Nel mirino 200 milioni di rimborsi per la Maugeri

Il teorema dei magistrati: 15 delibere in cambio di regali e favori da Daccò

Milano - Quindici delibere con cui la Regione Lombardia ha riconosciuto alla Fondazione Maugeri rimborsi per circa 200 milioni per «prestazioni non fatturabili»: in questo, secondo la Procura della Repubblica di Milano, consistono gli «atti contrari ai doveri d'ufficio» commessi da Roberto Formigoni in cambio dei regali e dei favori ricevuti da Piero Daccò, che per conto della Maugeri si muoveva da lobbista nel mondo della sanità lombarda.
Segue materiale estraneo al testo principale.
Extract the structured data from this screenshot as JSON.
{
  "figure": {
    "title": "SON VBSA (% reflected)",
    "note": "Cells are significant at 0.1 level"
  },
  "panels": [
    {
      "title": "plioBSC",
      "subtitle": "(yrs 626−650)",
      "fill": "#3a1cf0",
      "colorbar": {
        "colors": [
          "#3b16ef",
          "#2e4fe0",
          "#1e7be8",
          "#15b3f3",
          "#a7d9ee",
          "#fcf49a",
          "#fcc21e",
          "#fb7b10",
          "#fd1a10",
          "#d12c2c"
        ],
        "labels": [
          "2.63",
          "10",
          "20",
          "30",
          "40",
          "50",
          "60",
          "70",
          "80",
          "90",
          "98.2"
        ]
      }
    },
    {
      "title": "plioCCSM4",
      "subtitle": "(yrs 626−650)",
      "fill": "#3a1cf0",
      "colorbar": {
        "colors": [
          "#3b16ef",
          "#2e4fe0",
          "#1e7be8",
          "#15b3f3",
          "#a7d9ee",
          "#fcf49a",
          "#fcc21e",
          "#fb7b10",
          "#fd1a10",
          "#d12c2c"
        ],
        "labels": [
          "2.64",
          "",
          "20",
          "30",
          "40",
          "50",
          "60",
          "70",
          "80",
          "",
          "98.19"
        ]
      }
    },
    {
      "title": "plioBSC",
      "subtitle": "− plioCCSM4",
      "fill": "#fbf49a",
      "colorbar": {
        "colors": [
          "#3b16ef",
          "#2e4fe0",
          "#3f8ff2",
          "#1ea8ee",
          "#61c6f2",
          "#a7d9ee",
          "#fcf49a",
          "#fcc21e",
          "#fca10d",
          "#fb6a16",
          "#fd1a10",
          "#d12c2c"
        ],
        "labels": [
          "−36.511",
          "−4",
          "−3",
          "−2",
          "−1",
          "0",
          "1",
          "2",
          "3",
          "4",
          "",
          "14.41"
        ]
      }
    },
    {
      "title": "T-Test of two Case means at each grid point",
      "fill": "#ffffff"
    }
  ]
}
L'invito a comparire notificato ieri mattina al difensore di Formigoni imputa al governatore la responsabilità di «atti della Giunta regionale e del consiglio regionale»: in sostanza, per il presidente della Lombardia l'accusa è quella di avere spianato la strada agli interessi di Daccò e della Maugeri, portando in approvazione delibere studiate su misura per assicurare indebiti vantaggi alla holding privata.
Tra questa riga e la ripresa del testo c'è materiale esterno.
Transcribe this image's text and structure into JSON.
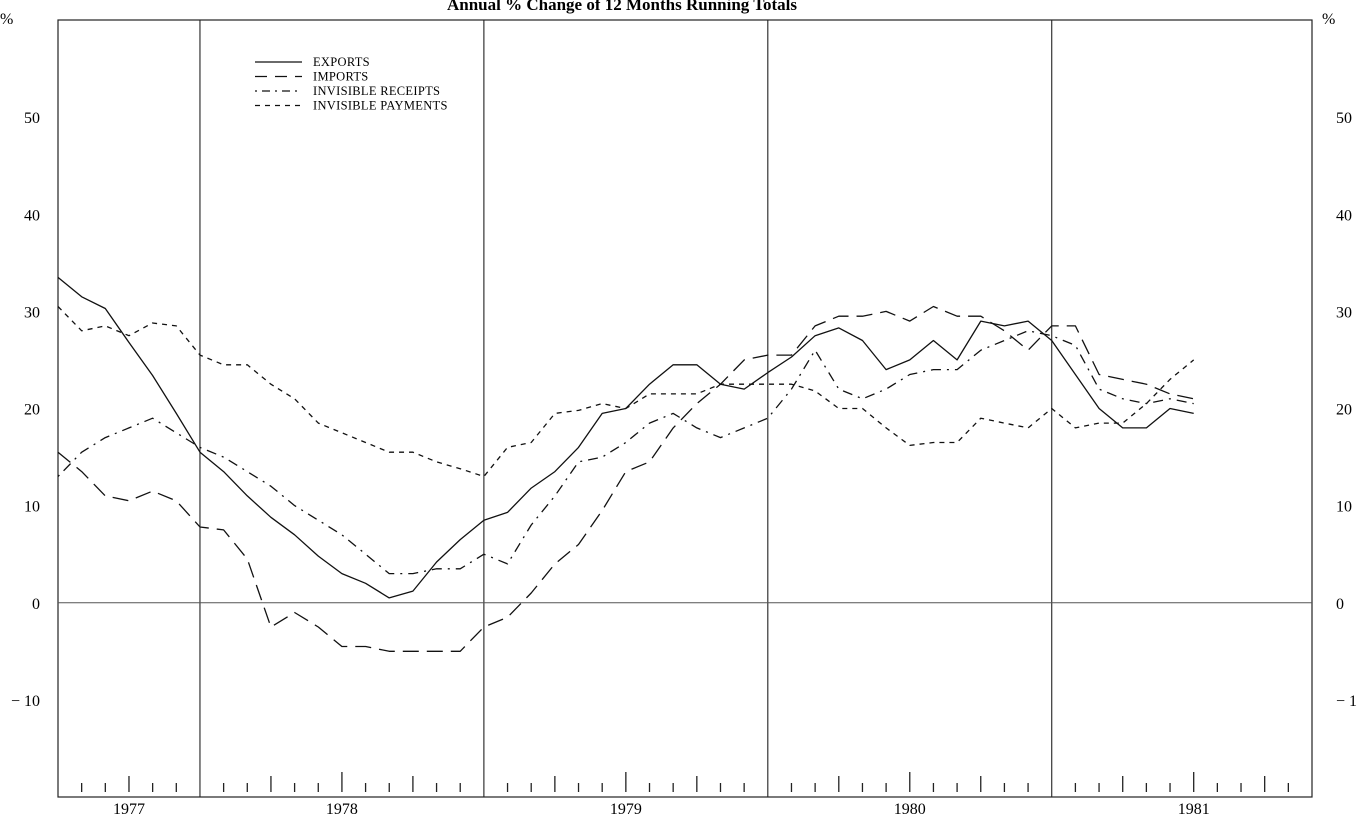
{
  "chart_data": {
    "type": "line",
    "title": "Annual % Change of 12 Months Running Totals",
    "ylabel_left": "%",
    "ylabel_right": "%",
    "ylim": [
      -20,
      60
    ],
    "yticks": [
      -10,
      0,
      10,
      20,
      30,
      40,
      50
    ],
    "ytick_labels": [
      "− 10",
      "0",
      "10",
      "20",
      "30",
      "40",
      "50"
    ],
    "x_start": "1977-01",
    "x_end": "1981-06",
    "year_dividers": [
      "1977-07",
      "1978-07",
      "1979-07",
      "1980-07"
    ],
    "x_year_labels": [
      {
        "label": "1977",
        "at": "1977-04"
      },
      {
        "label": "1978",
        "at": "1978-01"
      },
      {
        "label": "1979",
        "at": "1979-01"
      },
      {
        "label": "1980",
        "at": "1980-01"
      },
      {
        "label": "1981",
        "at": "1981-01"
      }
    ],
    "zero_line": true,
    "legend": {
      "placement": "top-left",
      "entries": [
        "EXPORTS",
        "IMPORTS",
        "INVISIBLE RECEIPTS",
        "INVISIBLE PAYMENTS"
      ]
    },
    "series": [
      {
        "name": "EXPORTS",
        "style": "solid",
        "values": [
          33.5,
          31.5,
          30.3,
          26.8,
          23.4,
          19.5,
          15.5,
          13.5,
          11,
          8.8,
          7,
          4.8,
          3,
          2,
          0.5,
          1.2,
          4.2,
          6.5,
          8.5,
          9.3,
          11.8,
          13.5,
          16,
          19.5,
          20,
          22.5,
          24.5,
          24.5,
          22.5,
          22,
          23.7,
          25.3,
          27.5,
          28.3,
          27,
          24,
          25,
          27,
          25,
          29,
          28.5,
          29,
          27,
          23.5,
          20,
          18,
          18,
          20,
          19.5
        ]
      },
      {
        "name": "IMPORTS",
        "style": "long-dash",
        "values": [
          15.5,
          13.5,
          11,
          10.5,
          11.5,
          10.5,
          7.8,
          7.5,
          4.5,
          -2.5,
          -1,
          -2.5,
          -4.5,
          -4.5,
          -5,
          -5,
          -5,
          -5,
          -2.5,
          -1.5,
          1,
          4,
          6,
          9.5,
          13.5,
          14.5,
          18,
          20.5,
          22.5,
          25,
          25.5,
          25.5,
          28.5,
          29.5,
          29.5,
          30,
          29,
          30.5,
          29.5,
          29.5,
          28,
          26,
          28.5,
          28.5,
          23.5,
          23,
          22.5,
          21.5,
          21
        ]
      },
      {
        "name": "INVISIBLE RECEIPTS",
        "style": "dash-dot",
        "values": [
          13,
          15.5,
          17,
          18,
          19,
          17.5,
          16,
          15,
          13.5,
          12,
          10,
          8.5,
          7,
          5,
          3,
          3,
          3.5,
          3.5,
          5,
          4,
          8,
          11,
          14.5,
          15,
          16.5,
          18.5,
          19.5,
          18,
          17,
          18,
          19,
          22,
          26,
          22,
          21,
          22,
          23.5,
          24,
          24,
          26,
          27,
          28,
          27.5,
          26.5,
          22,
          21,
          20.5,
          21,
          20.5
        ]
      },
      {
        "name": "INVISIBLE PAYMENTS",
        "style": "short-dash",
        "values": [
          30.5,
          28,
          28.5,
          27.5,
          28.8,
          28.5,
          25.5,
          24.5,
          24.5,
          22.5,
          21,
          18.5,
          17.5,
          16.5,
          15.5,
          15.5,
          14.5,
          13.8,
          13,
          16,
          16.5,
          19.5,
          19.8,
          20.5,
          20,
          21.5,
          21.5,
          21.5,
          22.5,
          22.5,
          22.5,
          22.5,
          21.8,
          20,
          20,
          18,
          16.2,
          16.5,
          16.5,
          19,
          18.5,
          18,
          20,
          18,
          18.5,
          18.5,
          20.5,
          23,
          25
        ]
      }
    ]
  }
}
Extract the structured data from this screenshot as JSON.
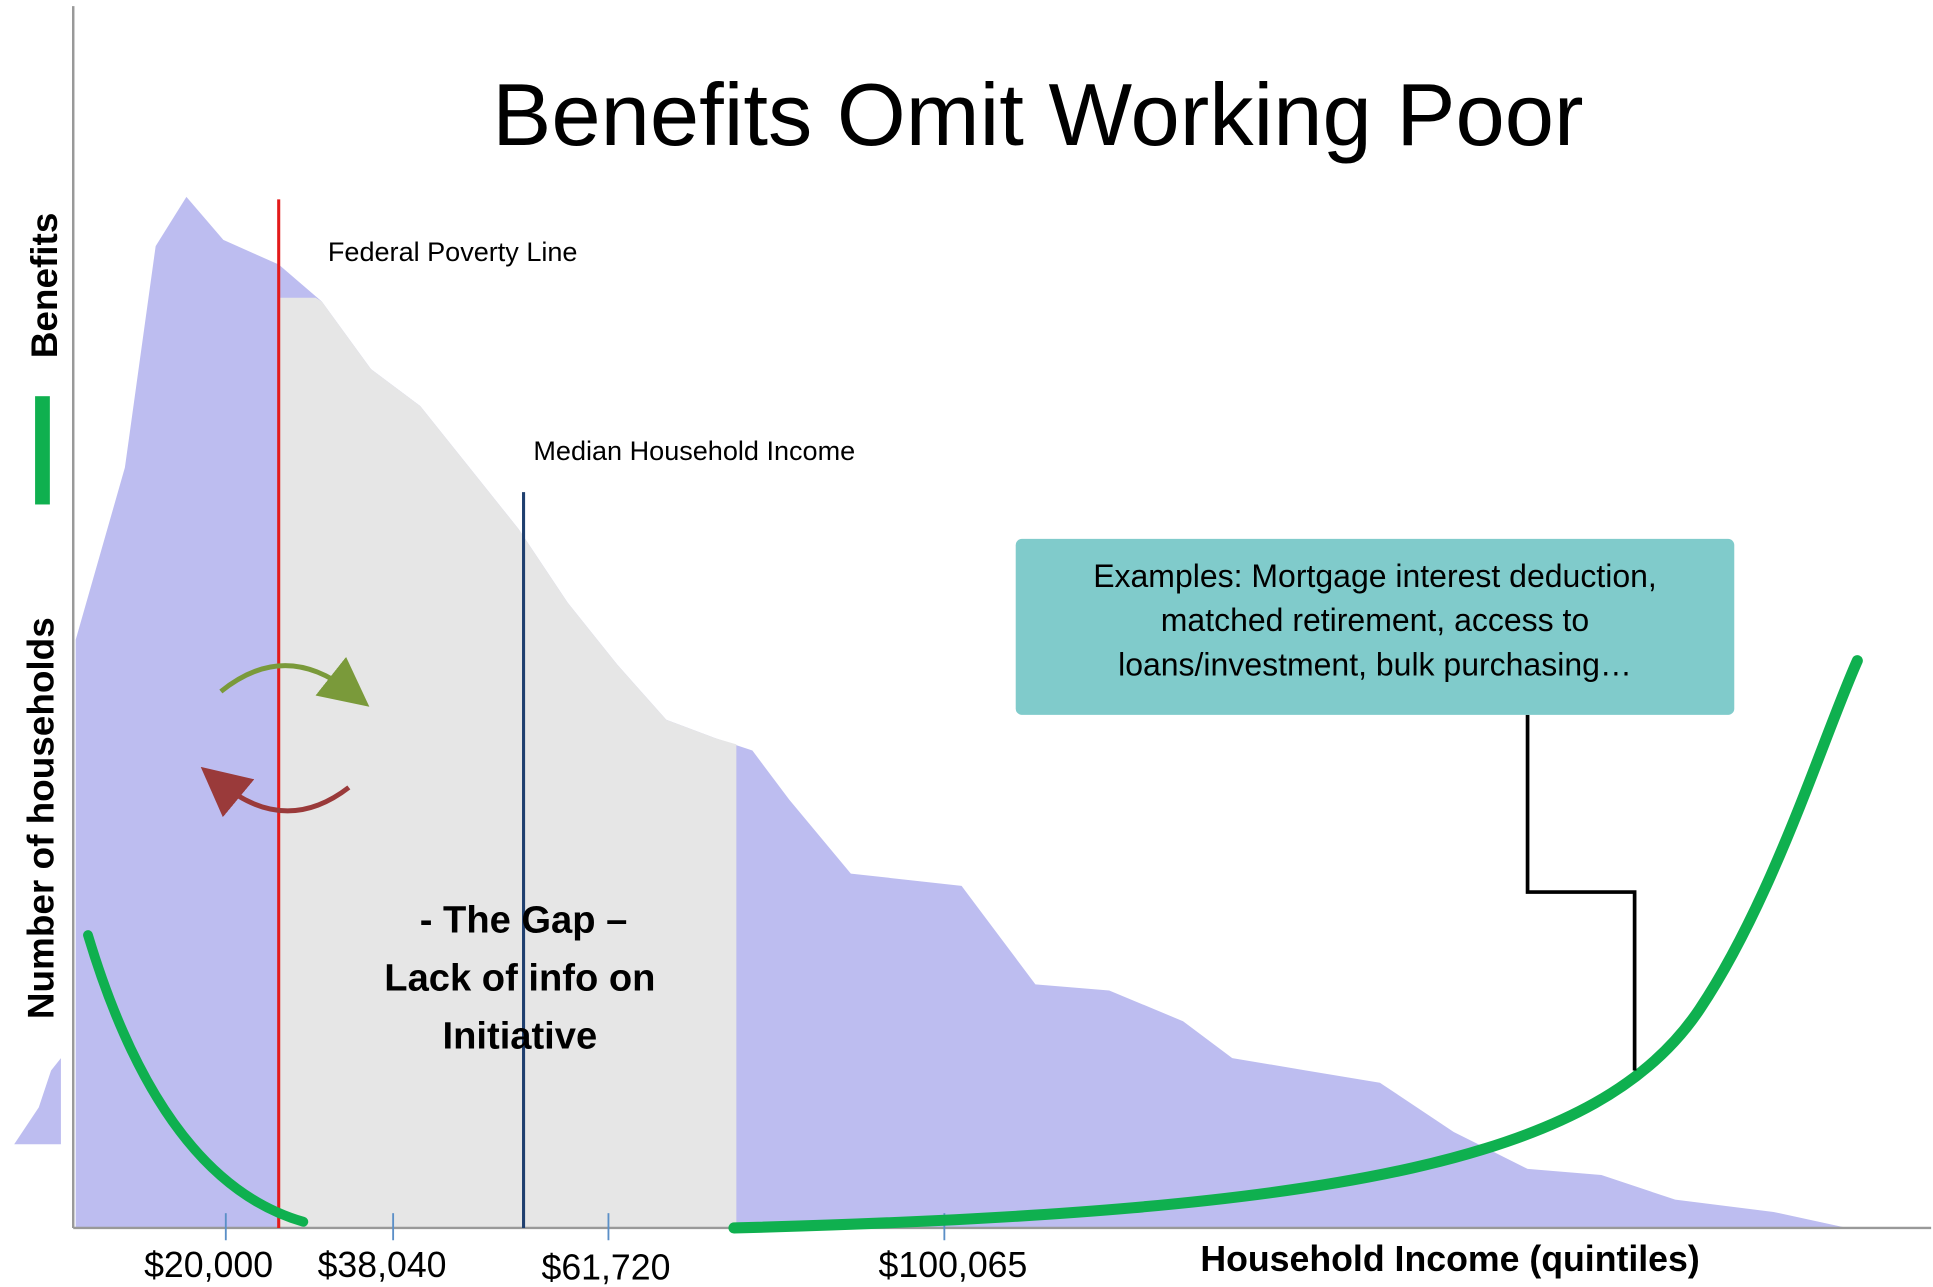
{
  "title": "Benefits Omit Working Poor",
  "annotations": {
    "poverty_line": "Federal Poverty Line",
    "median_income": "Median Household Income"
  },
  "examples_box": {
    "lines": [
      "Examples: Mortgage interest deduction,",
      "matched retirement, access to",
      "loans/investment, bulk purchasing…"
    ]
  },
  "gap": {
    "lines": [
      "- The Gap –",
      "Lack of info on",
      "Initiative"
    ]
  },
  "y_axis": {
    "label": "Number of households",
    "secondary_label": "Benefits"
  },
  "x_axis": {
    "label": "Household Income (quintiles)",
    "tick_labels": [
      "$20,000",
      "$38,040",
      "$61,720",
      "$100,065"
    ]
  }
}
L'avviso viene consegnato ieri mattina al legale del «Celeste», Salvatore Stivala, mettendo un primo punto fermo ad una inchiesta fitta di indiscrezioni e fughe di notizie. Formigoni, come i giornali scrivevano da varie settimane, è indagato: l'iscrizione nell'apposito registro è avvenuta il 14 giugno, ma è stata desecretata solo ieri mattina. La prima sorpresa è che nell'invito a comparire non figura il reato di finanziamento illecito, che nei giorni scorsi era stato dato per scontato. La seconda è che a Formigoni viene contestata la corruzione continuata per oltre dieci anni, dal 2001 al novembre 2011, con l'aggravante del carattere transnazionale: che aumenta fino al 50 per cento la pena per i reati «nella commissione dei quali abbia dato il suo contributo un gruppo criminale organizzato impegnato in attività criminali in più di uno Stato».
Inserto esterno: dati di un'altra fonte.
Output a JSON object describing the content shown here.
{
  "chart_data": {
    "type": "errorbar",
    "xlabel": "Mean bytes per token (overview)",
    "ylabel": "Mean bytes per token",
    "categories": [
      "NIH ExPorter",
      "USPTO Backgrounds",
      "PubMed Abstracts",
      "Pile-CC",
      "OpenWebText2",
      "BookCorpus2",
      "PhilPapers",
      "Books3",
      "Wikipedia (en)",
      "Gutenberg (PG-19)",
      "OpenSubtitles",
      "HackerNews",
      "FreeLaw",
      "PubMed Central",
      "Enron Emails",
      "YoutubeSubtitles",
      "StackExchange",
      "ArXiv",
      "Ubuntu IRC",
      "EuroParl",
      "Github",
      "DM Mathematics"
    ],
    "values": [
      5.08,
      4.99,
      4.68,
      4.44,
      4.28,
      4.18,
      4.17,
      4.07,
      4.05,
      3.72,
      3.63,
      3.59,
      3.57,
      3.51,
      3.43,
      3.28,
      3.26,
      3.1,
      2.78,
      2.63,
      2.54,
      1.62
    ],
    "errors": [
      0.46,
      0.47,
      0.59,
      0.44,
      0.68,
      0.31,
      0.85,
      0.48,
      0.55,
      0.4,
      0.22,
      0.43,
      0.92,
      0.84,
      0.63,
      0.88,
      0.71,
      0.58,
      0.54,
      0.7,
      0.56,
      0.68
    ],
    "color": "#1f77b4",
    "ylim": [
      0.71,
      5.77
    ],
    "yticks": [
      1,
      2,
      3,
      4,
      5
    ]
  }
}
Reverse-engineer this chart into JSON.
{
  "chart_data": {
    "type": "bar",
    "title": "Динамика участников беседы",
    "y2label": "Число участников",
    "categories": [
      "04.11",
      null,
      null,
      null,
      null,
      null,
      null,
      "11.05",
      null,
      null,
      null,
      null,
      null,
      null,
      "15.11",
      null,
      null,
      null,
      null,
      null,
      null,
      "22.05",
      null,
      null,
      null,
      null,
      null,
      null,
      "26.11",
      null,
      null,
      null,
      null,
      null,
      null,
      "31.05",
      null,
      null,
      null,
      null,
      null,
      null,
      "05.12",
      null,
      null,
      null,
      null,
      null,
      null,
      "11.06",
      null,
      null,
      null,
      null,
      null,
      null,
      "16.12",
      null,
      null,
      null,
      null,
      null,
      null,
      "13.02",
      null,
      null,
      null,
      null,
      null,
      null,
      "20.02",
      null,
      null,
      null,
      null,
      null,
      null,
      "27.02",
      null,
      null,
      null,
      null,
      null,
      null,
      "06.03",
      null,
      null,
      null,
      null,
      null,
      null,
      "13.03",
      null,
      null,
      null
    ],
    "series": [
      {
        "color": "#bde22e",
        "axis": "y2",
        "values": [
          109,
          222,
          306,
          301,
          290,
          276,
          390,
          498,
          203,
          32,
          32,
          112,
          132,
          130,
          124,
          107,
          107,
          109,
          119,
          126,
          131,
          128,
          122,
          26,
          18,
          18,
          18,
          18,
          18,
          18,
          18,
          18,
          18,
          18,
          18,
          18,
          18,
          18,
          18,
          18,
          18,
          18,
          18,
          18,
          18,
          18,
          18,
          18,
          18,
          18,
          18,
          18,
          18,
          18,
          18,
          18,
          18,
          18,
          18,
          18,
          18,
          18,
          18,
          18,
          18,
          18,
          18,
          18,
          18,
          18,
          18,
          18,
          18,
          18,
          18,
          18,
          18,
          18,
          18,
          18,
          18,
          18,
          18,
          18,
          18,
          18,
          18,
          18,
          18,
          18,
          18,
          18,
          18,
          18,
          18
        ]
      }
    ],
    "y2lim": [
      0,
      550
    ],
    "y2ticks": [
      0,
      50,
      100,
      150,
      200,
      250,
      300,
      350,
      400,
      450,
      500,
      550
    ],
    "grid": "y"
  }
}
È una aggravante introdotta nel 2006, su indicazione dell'Onu, per combattere il crimine organizzato internazionale, e che per la prima volta compare in una indagine per fatti di pubblica amministrazione. A farla scattare, secondo la Procura, è l'utilizzo da parte di Daccò di conti correnti in Svizzera utilizzati per movimentare e riciclare i fondi neri della Maugeri.
Come contropartita per le quindici delibere «addomesticate», Formigoni è accusato di avere incamerato favori di entità assai rilevante da parte di Daccò. La Procura - sulla base di una analisi compiuta dalla polizia giudiziaria - quantifica in otto milioni e mezzo il valore di queste cortesie. La parte del leone la fanno le spese sostenute da Daccò per la barca di cui Formigoni era ospite con una certa frequenza, quantificate in oltre tre milioni di euro, e la cessione ad un prezzo di favore, con oltre quattro milioni di sconto sul valore di mercato, di una villa in Sardegna ad un amico e coinquilino di Formigoni. Ma ci sono anche le cene al meeting ciellino di Rimini, e i cinquecentomila euro con cui la Maugeri avrebbe contribuito alla campagna del Pdl per le elezioni regionali del 2010.
Non ci sono fatti nuovi, insomma, nell'invito a comparire, ma una loro collocazione in un quadro accusatorio complessivo decisamente pesante, e al quale la Procura ha lavorato a lungo superando anche sostanziose diversità di valutazione al proprio interno. Adesso cosa accade? La Procura ha convocato Formigoni per interrogarlo sabato prossimo, ma il governatore e il suo legale hanno chiesto qualche giorno in più.

Verosimilmente, il faccia a faccia tra il presidente lombardo e i suoi accusatori avverrà la prossima settimana, ed è probabile che ognuno resti sulle sue posizioni. Dopodiché non si può escludere che la Procura chieda di portare Formigoni a giudizio con rito immediato, nel giro di pochi mesi.